Several media organizations have decided they’ve seen enough. Republican presidential hopeful Mitt Romney is now the “inevitable” claimant of his party’s nomination. In this series of at least two blog posts, the Erik Wemple Blogger will evaluate various acts of journalism in service of Romney Inevitability.
Outlet: Washington Post
Byline: Philip Rucker and Perry Bacon Jr.
Buoyed by a series of strong debate performances, Mitt Romney is suddenly attracting new support from major donors and elected officials, some of whom had resisted his previous entreaties, as people across the GOP grow more accepting of the presidential contender as the party’s standard-bearer.
“He’s viewed as an almost inevitable candidate,” said longtime strategist Ed Rollins, who until last month managed the campaign of Rep. Michele Bachmann (Minn.), one of Romney’s opponents. “He’s the heavy favorite.”
Analysis: Note the “almost”! Rollins’s prediction leaves some daylight for an alternative scenario, something that may come in handy for him and the journalists who quoted him.
The Post’s treatment does something that you don’t see too often in the huge and growing collection of Romney-inevitability (RI) journalism. It allows dissonance to take root at the very top of the piece. Right after channeling the case for RI, The Post presents this passage:
The party establishment seems to be moving Romney’s way, even as a new national poll highlighted the volatility of the race. A Wall Street Journal-NBC News poll showed the surging businessman Herman Cain numerically ahead of Romney for the first time, 27 percent to 23 percent, with Texas Gov.
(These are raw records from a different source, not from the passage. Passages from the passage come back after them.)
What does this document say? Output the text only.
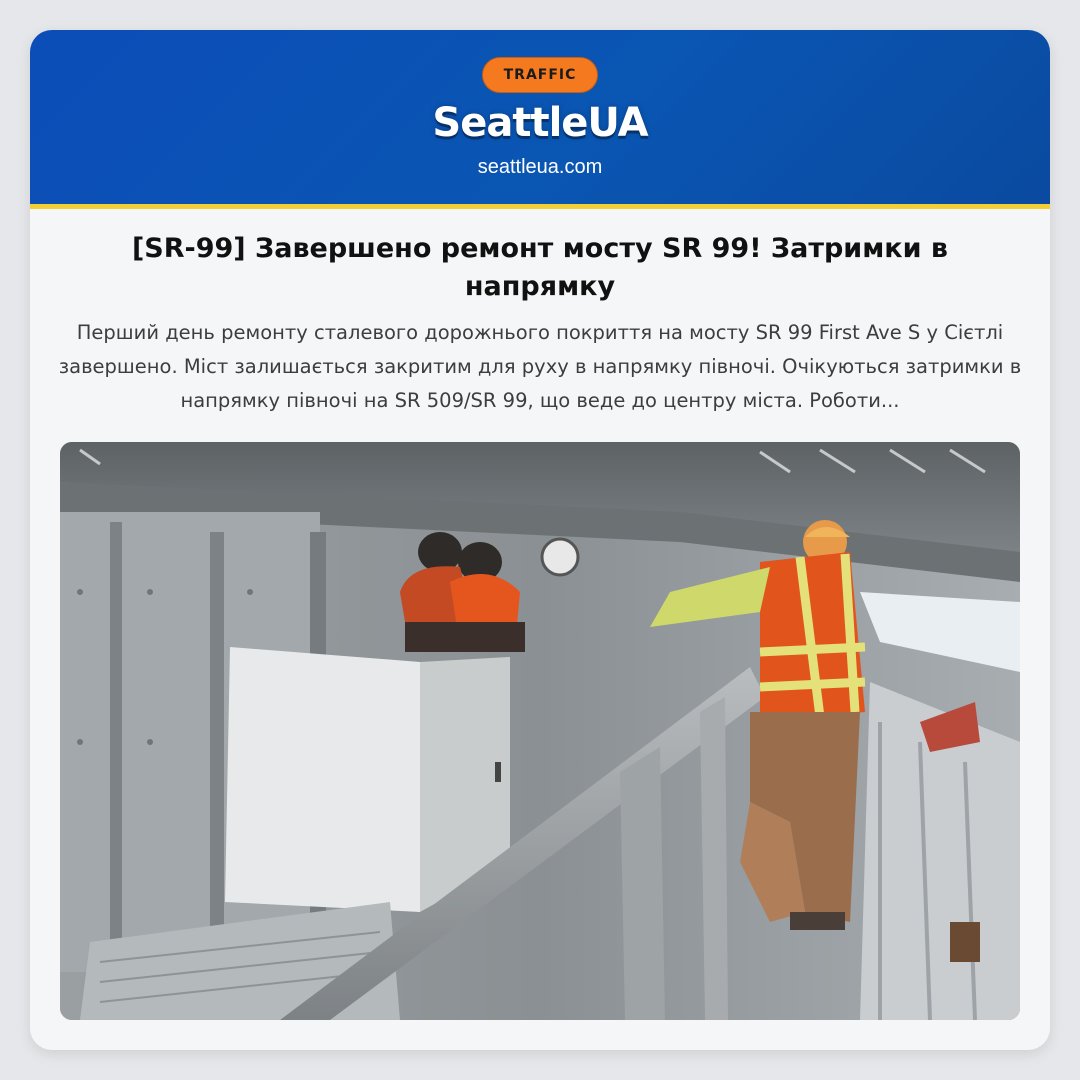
TRAFFIC
SeattleUA
seattleua.com
[SR-99] Завершено ремонт мосту SR 99! Затримки в напрямку

Перший день ремонту сталевого дорожнього покриття на мосту SR 99 First Ave S у Сієтлі завершено. Міст залишається закритим для руху в напрямку півночі. Очікуються затримки в напрямку півночі на SR 509/SR 99, що веде до центру міста. Роботи...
Rick Perry third, at 16 percent.
A knee-jerker might conclude that The Post is driving a tendentious story here, one that doesn’t jibe with the facts in its own story. Yet the piece returns to the matter of the topsy-turvy polling numbers, saying that the trading-places act of Cain and Perry could be “splintering the votes of conservatives who don’t like Romney, raising the prospect of Romney winning by plurality in such early-voting states as Iowa and South Carolina.” Fair enough.
A questionable reportorial moment arrives when an unnamed Romney adviser tells The Post that anybody who “gets caught up in the inevitability thing is making a huge mistake.” The reason offered for the grant of anonymity is that the adviser couldn’t discuss “campaign strategy” on the record. Well, that quote isn’t strategy; it’s PR.
A not-at-all questionable moment comes when The Post gets Iowa Gov. Terry Branstad to say that New Jersey Gov. Chris Christie’s endorsement of Romney “will cause some people to give Romney another look.”
Whatever the impression left by the story, it started out as an exploration, says Steven Ginsberg, who edits politics pieces at the paper.
“We didn’t set out to write an inevitability story. We wanted to see where the Republican establishment stood at this moment and what we found is what we reported: a sense that much of the establishment is getting behind Romney. That’s true right now irrespective of polls or whether he ultimately wins the nomination.”